In Wisconsin the snapshot date is one of two dates:
1. The date of “institutionalization” – meaning the date on which the Medicaid applicant enters either a hospital or a long-term-care facility (i.e. a nursing home or assisted living facility), in which he or she then stays for at least 30 consecutive days
2. The date the Medicaid applicant was first determined functionally eligible by the applicant’s local Aging and Disability Resource Center for the home and community-based waivers program. This includes care in a community-based residential facility, assisted-living facility or in-home care.
On the snapshot date, the couple’s total assets is determined, excluding the couple’s
house and other “exempt” or “unavailable” assets. After that, the agency determines how much the community spouse can keep according to the calculation of the CSRA/CSAS, as previously described. If the couple’s asset level is over the CSRA/CSAS, this will stop them from qualifying for benefits. They will need to “spend down” assets, or engage in planning to address, the address the excess funds.
Can you give me an example of how this works? Of course! Bill needs nursing-home care. Bonnie is Bill’s wife, so she is Bill’s “community spouse.” Living in Wisconsin, Bill and Bonnie have three possible outcomes based upon their assets on the snapshot date.
1. If Bill and Bonnie have $100,000 or less in assets, Bonnie will be allowed to keep $50,000 – the minimum CSRA – and Bill will be allowed to keep $2,000.

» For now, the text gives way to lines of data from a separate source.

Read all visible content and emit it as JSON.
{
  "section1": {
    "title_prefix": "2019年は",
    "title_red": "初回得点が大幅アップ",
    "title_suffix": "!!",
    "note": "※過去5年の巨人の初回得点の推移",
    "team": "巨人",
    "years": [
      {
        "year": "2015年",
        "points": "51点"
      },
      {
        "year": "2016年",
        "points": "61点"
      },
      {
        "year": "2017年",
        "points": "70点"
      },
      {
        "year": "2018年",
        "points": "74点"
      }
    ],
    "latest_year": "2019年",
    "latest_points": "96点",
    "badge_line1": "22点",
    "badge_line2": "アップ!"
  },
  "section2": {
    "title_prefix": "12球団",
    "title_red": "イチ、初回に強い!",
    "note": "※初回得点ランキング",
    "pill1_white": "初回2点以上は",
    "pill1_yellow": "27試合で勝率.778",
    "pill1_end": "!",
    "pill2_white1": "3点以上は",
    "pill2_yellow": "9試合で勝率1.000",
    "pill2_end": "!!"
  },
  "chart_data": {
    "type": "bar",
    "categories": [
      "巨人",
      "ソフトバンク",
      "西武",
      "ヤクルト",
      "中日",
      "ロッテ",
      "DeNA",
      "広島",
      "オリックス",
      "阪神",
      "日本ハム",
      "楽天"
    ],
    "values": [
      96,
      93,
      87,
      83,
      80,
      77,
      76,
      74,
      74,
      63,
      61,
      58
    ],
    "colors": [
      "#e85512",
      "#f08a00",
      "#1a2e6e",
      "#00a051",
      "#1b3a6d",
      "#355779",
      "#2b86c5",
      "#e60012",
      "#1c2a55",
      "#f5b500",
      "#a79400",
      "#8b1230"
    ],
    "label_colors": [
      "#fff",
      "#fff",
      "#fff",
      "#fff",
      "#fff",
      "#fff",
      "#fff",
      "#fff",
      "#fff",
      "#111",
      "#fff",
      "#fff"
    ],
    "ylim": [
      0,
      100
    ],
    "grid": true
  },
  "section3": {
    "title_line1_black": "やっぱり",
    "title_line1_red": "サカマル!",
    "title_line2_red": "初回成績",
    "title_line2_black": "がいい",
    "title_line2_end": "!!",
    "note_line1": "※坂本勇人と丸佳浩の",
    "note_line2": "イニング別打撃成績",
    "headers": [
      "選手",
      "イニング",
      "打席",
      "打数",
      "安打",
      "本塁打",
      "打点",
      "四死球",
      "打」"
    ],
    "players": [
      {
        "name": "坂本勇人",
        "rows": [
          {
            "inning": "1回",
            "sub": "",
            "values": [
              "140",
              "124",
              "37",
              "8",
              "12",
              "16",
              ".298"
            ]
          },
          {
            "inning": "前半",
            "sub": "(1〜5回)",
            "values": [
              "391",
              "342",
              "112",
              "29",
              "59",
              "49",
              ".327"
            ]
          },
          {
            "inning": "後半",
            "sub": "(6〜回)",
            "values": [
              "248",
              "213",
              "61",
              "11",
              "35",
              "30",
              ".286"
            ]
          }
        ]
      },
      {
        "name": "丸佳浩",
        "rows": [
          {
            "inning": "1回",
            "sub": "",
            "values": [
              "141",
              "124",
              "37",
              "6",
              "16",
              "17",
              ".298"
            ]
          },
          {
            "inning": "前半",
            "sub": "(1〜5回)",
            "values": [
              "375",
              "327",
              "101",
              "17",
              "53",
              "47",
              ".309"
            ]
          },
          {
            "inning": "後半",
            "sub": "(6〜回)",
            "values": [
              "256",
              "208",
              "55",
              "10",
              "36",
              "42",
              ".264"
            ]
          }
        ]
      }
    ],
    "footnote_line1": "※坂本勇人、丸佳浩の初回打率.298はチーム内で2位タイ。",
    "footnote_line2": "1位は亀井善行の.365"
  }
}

2. If Bill and Bonnie have $200,000 in countable assets, Bonnie will be allowed to keep half of the couple’s assets. Bill will be eligible for Medicaid once their assets have been reduced to a combined figure of $102,000 – $100,000 for Bonnie and $2,000 for Bill.
3. If Bill and Bonnie have more than $315,840, Bonnie will be allowed to keep $157,920 – the maximum CSRA – and Bill will be allowed to keep $2,000.
When the CSRA/CSAS calculation occurs Bill and Bonnie may be told that they have too much money and they need to “spend down” before being eligible for benefits. That would be the case in the above scenarios with the extra 1.) $48,000, 2.) $98,000 and 3.) $155,920.
We work with families to create plans that will aid the community spouse in preserving their “extra” assets to maintain their standard of living.
Proactive planning can help determine the best time to apply for benefits, how to maximize assets the couple is allowed to keep, and how to preserve assets for the community spouse in order to not experience financial hardship paying for long-term care.